I received the book Mother, Mother: A Novel, by Koren Zailckas (Crown Publishers, 2013) for free from Blogging for Books for this review. Given that I’ve spent the last year with family, friends, and mental health professionals trying to convince me that I’m NOT responsible for my son’s determination to distance himself from our family, it may not have been the best choice of book for me. It has pretty good reviews, and in fact the writing is fairly decent, but I seethed throughout with frustration at the simplistic depiction of how a mother’s mental illness (in this case Narcissistic Personality Disorder) destroys her family.
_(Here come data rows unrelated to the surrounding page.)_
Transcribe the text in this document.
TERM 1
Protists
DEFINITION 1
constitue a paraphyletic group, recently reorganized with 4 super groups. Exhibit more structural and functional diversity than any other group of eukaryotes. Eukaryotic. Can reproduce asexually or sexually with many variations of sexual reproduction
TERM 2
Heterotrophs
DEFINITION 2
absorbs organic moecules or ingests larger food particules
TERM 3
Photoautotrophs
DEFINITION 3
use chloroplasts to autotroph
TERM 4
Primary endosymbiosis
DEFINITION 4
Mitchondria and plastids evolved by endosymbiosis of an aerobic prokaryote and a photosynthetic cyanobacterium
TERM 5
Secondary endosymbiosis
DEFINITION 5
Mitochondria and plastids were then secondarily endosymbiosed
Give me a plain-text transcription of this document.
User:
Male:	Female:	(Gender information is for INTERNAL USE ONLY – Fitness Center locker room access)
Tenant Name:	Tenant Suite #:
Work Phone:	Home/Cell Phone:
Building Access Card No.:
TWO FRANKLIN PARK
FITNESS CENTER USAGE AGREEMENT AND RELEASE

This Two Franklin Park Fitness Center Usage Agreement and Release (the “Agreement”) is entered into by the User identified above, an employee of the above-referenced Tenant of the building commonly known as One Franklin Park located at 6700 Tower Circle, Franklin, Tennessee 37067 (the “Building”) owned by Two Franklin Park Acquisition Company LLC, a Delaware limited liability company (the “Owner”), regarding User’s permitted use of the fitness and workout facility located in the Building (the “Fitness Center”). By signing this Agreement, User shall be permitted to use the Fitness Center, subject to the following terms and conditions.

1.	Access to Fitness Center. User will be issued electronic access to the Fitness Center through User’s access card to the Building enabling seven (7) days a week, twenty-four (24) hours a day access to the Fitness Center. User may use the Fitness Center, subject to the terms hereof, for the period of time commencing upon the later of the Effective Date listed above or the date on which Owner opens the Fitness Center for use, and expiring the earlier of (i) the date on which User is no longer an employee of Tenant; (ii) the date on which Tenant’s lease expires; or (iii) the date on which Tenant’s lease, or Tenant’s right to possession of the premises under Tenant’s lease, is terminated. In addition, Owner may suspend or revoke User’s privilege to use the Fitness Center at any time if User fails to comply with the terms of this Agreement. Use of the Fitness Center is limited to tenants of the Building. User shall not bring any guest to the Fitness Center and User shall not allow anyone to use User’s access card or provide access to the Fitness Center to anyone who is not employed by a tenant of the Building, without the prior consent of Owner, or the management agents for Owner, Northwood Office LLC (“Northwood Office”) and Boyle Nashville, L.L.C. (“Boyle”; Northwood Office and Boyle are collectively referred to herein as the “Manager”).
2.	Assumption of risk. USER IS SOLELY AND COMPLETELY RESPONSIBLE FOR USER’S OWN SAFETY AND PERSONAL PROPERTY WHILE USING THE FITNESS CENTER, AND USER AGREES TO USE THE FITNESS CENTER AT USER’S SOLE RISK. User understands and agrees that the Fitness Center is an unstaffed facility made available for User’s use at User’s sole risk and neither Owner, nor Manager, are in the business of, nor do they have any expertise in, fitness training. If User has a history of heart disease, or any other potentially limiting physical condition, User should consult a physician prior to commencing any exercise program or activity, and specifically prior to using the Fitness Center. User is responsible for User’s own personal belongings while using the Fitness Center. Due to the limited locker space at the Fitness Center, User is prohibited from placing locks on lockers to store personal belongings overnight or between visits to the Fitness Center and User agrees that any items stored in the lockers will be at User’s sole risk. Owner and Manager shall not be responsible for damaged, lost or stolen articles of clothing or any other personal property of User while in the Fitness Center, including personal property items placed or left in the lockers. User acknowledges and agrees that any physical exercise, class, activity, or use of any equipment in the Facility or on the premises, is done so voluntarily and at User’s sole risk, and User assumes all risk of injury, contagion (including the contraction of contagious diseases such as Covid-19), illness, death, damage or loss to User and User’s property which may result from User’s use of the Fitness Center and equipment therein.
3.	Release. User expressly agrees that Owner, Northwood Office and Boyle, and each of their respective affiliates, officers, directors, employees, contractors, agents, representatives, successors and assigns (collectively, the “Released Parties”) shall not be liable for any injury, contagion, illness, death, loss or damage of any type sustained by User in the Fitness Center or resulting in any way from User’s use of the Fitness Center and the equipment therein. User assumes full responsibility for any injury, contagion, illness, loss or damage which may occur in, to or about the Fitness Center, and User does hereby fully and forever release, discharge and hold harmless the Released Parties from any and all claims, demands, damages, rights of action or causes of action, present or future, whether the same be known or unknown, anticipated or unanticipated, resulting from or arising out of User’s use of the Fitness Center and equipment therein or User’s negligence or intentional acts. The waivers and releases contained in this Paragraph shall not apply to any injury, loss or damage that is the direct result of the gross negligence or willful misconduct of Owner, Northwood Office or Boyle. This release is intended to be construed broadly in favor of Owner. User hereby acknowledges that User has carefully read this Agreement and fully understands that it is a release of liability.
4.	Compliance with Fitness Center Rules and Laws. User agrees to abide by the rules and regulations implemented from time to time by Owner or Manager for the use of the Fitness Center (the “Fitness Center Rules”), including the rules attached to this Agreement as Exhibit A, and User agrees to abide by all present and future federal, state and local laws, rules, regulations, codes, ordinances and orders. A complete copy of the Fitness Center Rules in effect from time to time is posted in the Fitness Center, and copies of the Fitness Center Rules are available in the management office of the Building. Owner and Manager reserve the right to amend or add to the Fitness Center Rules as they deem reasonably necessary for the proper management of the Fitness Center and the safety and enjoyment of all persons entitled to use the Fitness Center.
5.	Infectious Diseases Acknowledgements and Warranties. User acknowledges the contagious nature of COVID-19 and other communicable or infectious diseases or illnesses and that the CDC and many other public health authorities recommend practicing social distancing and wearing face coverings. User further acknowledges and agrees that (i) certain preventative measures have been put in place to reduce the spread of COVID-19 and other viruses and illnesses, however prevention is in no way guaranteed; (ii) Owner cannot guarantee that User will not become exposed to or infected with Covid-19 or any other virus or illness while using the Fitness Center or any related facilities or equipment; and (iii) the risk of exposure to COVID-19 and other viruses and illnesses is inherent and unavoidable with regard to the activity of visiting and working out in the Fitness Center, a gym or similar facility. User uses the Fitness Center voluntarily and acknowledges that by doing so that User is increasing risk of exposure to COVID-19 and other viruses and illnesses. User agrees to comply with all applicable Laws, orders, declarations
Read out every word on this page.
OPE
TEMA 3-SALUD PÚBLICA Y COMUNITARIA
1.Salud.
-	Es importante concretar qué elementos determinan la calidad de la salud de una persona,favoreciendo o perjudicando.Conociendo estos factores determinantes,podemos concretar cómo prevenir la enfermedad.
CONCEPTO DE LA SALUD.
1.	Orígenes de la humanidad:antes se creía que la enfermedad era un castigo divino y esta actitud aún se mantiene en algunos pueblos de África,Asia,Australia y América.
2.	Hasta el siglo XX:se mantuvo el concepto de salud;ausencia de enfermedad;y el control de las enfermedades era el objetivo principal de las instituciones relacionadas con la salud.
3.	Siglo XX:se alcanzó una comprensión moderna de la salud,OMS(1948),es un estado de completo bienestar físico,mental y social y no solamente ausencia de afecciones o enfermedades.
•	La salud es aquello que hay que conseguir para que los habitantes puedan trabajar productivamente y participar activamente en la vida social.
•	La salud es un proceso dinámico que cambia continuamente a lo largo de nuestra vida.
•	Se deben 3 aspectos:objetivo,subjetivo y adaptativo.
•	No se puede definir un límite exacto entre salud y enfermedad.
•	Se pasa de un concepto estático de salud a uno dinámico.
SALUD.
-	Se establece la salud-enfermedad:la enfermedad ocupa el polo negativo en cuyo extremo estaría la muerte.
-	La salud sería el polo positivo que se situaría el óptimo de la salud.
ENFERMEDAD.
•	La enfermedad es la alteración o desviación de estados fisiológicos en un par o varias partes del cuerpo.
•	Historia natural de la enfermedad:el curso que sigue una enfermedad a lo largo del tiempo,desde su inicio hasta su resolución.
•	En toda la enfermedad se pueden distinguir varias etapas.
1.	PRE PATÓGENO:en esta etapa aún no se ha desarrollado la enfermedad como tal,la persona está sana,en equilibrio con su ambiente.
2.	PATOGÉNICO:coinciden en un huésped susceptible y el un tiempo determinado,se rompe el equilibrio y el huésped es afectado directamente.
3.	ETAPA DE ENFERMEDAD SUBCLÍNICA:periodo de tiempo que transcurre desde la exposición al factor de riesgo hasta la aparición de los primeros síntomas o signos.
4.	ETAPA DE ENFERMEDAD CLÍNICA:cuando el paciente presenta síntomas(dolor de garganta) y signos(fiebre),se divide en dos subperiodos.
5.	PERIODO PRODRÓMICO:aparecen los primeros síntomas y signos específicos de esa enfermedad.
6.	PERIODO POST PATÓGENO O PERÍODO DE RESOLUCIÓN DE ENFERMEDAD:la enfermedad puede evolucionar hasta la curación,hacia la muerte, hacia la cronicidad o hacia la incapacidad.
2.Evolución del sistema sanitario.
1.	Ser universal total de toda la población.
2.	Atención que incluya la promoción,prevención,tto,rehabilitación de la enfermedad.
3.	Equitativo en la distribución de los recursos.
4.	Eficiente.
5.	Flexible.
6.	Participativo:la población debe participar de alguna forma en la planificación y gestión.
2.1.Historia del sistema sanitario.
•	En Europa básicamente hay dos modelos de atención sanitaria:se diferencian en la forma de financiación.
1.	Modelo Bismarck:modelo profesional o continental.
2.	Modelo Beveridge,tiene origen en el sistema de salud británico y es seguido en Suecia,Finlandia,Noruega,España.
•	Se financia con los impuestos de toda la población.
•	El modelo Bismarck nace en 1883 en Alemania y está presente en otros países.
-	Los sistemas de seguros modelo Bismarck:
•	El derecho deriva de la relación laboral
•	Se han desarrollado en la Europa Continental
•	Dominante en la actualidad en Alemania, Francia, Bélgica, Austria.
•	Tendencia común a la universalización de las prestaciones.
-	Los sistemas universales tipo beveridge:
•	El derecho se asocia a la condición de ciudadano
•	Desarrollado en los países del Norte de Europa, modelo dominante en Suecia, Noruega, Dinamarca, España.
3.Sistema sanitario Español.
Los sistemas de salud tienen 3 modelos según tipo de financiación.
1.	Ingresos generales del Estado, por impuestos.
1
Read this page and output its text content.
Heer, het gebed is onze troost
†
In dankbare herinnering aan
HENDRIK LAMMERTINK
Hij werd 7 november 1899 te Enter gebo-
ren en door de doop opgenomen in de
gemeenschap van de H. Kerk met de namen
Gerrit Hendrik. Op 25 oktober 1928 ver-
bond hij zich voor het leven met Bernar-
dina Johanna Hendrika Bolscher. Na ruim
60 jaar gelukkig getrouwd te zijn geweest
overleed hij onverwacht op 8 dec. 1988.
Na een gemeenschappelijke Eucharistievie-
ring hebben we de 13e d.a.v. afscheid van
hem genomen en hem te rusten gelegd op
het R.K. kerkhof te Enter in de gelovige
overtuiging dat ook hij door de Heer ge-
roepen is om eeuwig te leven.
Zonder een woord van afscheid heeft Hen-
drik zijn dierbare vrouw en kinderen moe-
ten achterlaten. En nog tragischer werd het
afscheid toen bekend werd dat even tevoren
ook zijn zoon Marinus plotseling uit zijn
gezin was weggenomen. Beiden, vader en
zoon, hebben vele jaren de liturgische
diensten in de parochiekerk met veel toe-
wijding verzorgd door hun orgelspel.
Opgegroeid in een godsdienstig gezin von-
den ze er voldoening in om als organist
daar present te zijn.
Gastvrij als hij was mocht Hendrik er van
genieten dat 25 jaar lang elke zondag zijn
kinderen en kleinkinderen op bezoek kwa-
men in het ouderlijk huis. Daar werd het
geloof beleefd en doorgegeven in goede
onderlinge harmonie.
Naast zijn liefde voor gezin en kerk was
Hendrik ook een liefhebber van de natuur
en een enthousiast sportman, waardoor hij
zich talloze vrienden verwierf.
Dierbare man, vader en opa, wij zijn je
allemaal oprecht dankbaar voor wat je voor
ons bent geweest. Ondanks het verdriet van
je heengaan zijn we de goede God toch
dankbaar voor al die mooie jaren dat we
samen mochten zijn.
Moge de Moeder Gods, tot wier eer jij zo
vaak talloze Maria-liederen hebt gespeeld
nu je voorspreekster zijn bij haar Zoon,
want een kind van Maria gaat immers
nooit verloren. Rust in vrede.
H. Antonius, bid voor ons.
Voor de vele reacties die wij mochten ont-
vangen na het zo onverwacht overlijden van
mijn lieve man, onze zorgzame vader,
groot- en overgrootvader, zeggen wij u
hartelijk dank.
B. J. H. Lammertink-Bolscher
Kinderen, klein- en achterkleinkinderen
I believe we live in a culture that blames parents, and specifically mothers, for pretty much everything that goes wrong in a child’s life. As a teacher for thirty years, I was certainly guilty (especially early in my career) of the common conviction among educators that every problem kid is the result of a problem parent. And in fact I did deal with some really “bad” parents. However, motherhood and experience taught me that just as often a parent can truly and sincerely try their best, and their child will still struggle and be, well, human. Which is why this book annoyed me so much.
Mother, Mother is narrated alternately by Violet and Will Hurst, two young people whose mother, Josephine, attempts to control every aspect of their lives. It starts in crisis mode: Violet is driven by her alcoholic father to a psychiatric facility after supposedly attacking her younger brother. As the story progresses, we learn there is also an older sister, Rose, who disappeared mysteriously a year earlier. I found all the characters to be one-dimensional, and was really only able to finish reading the book after I chose to see it as a caricature of what Americans believe about the destructive results of a “bad” mother…which I’m pretty sure was not the intent of the author. There is a feeble attempt to introduce a “good” mother, in the guise of the mom of a friend of Violet’s, but even she is a stereotypical “hippy” type. Josephine is awful,evil, and solely responsible for the disintegration of her family. Period.
The lengthy psychological analysis disguised as dialogue led me to suspect the author was attempting to work through her own issues, and in fact in an essay and question/answer segment at the end of the novel, Zailckas shares that she is the daughter of a mother with Borderline Personality Disorder. It used to be assumed that BPD was the result of bad parenting or childhood trauma, but recent research has uncovered a clear physiological component with strong genetic ties. I hope Zailckas never has to deal with this disease in one of her children. She might discover that family difficulties aren’t always the mother’s fault. If I were inclined to try my hand at fiction, I would explore what happens when well-meaning and “normal” parents are confronted with mental illness in their child. It seems to be a topic that has yet to be considered. Certainly Mother, Mother does nothing to dispel the assumptions so prevalent, and hurtful, in our culture.